In reality, the admiral share classes of most Vanguard index mutual funds are cheaper than most ETFs and are exactly as tax-efficient. If you don’t need an index fund Vanguard doesn’t supply, I find it hard to believe ETFs would be cheaper no matter how much money you’re investing. The admiral shares of their total stock market index fund charge just 0.07% per year, which is the same as the ETF version. I guess the only advantage to owning the ETF is if you wanted to write options or trade during the day.

Mr C and CC – the differences between the different strategies is not huge but it’s worth looking at once in a while

Kyle – this post pretty much applies to Canada where we have the highest mutual fund fees in the universe – even our index funds are expensive!

FP: Why not to buy the same ETF using TD account, it costs only $9.95 ($5 difference with QuestTrade).

Assuming that you have Couch Potato portfolio (4 ETFs: Canadian, bonds, US, International) and you do the purchase them once a year, it’s $20 difference.

Beside that, TD supports DRIP and I’m not sure that QuestTrade does the same.

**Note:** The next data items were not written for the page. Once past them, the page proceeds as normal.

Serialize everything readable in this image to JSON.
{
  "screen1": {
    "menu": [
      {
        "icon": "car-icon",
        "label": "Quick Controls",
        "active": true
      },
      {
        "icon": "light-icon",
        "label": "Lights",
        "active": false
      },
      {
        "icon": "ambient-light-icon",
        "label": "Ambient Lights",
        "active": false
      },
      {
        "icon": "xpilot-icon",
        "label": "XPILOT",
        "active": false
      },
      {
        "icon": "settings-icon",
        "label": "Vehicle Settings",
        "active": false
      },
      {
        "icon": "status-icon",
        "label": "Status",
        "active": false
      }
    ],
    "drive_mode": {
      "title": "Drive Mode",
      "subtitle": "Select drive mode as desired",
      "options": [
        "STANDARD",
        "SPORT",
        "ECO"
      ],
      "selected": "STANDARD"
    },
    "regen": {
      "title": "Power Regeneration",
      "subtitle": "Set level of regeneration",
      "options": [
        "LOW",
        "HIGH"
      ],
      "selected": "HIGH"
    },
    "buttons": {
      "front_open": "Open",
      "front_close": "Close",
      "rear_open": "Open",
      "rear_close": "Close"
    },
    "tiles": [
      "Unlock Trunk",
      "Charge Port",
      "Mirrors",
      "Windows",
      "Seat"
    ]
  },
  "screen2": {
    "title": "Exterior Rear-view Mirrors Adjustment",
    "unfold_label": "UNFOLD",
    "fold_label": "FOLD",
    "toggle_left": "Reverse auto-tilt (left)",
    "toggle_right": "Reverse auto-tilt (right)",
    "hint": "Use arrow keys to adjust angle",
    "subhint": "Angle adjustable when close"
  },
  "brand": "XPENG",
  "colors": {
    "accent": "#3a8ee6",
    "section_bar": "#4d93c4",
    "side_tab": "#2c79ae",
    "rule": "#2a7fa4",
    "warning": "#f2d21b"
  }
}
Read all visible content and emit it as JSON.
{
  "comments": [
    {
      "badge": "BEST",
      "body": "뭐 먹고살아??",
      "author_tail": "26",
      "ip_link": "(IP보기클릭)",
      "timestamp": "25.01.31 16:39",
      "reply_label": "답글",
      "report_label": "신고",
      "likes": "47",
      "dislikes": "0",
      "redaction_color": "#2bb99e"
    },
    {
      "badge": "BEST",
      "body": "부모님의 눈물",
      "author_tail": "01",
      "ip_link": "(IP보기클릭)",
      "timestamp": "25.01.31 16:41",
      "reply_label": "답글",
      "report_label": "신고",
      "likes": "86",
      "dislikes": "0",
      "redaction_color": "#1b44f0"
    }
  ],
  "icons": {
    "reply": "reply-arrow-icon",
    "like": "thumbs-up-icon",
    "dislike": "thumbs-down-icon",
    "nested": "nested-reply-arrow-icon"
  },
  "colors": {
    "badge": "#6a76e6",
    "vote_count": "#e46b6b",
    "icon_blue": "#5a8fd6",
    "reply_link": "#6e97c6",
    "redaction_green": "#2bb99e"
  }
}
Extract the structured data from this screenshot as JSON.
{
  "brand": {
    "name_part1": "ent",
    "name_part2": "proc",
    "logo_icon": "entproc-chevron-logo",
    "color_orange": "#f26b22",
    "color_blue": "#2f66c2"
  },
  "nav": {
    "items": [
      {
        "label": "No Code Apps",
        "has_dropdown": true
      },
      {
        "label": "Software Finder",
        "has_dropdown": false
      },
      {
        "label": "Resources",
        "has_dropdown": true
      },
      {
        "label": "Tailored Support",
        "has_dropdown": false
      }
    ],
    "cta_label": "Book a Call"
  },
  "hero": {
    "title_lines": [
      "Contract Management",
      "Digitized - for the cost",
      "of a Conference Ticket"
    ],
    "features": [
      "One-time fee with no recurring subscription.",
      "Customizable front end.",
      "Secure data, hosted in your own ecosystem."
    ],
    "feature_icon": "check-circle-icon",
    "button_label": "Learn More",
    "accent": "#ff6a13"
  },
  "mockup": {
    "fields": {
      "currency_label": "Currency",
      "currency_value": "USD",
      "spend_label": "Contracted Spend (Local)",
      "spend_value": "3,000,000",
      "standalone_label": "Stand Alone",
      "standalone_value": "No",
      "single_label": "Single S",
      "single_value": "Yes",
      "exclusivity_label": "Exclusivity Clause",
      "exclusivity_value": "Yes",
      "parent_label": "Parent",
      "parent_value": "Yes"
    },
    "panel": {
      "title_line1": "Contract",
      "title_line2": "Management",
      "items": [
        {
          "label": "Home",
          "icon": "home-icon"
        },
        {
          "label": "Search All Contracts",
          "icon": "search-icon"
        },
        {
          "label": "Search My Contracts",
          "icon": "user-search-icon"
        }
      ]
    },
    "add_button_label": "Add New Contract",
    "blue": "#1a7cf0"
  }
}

Last question: why do you hold money in US ETF vs. Canadian, doesn’t it add currency exchange risk to your investments?

Thanks for post.

I believe you need at least $100,000 in your TD account or be performing a large number of trades quarterly before the 9.95/trade rate applies. Otherwise it is $29 per trade.

Alex – Cheap Canuck is right – you need $100k at TD to get $10 trades.

As far as the currency factor, it doesn’t matter if you buy a Canadian etf or US etf, unless it’s hedged to the Canadian dollar then the currency risk is the same.

ie buying the ishares US market ETF is the same as buying the Vanguard US market ETF (VTI) except the Vanguard has a lower mer.
One problem with buying the Vanguard is that you have to make the currency conversion from Cdn$ so that might negate the lower mer depending of course on your situation.

Mike

From what I have seen currency neutral index funds usually have a .15% higher MER. However RBC’s US Index Fund is at 0.78% vs US Index Currency Neutral Fund at .69%. Can anyone explain why this would be? I will be moving some funds to one of these shortly can’t make a decision on which one to choose.

Yves, I’ll have to look into your example since it doesn’t seem to make sense.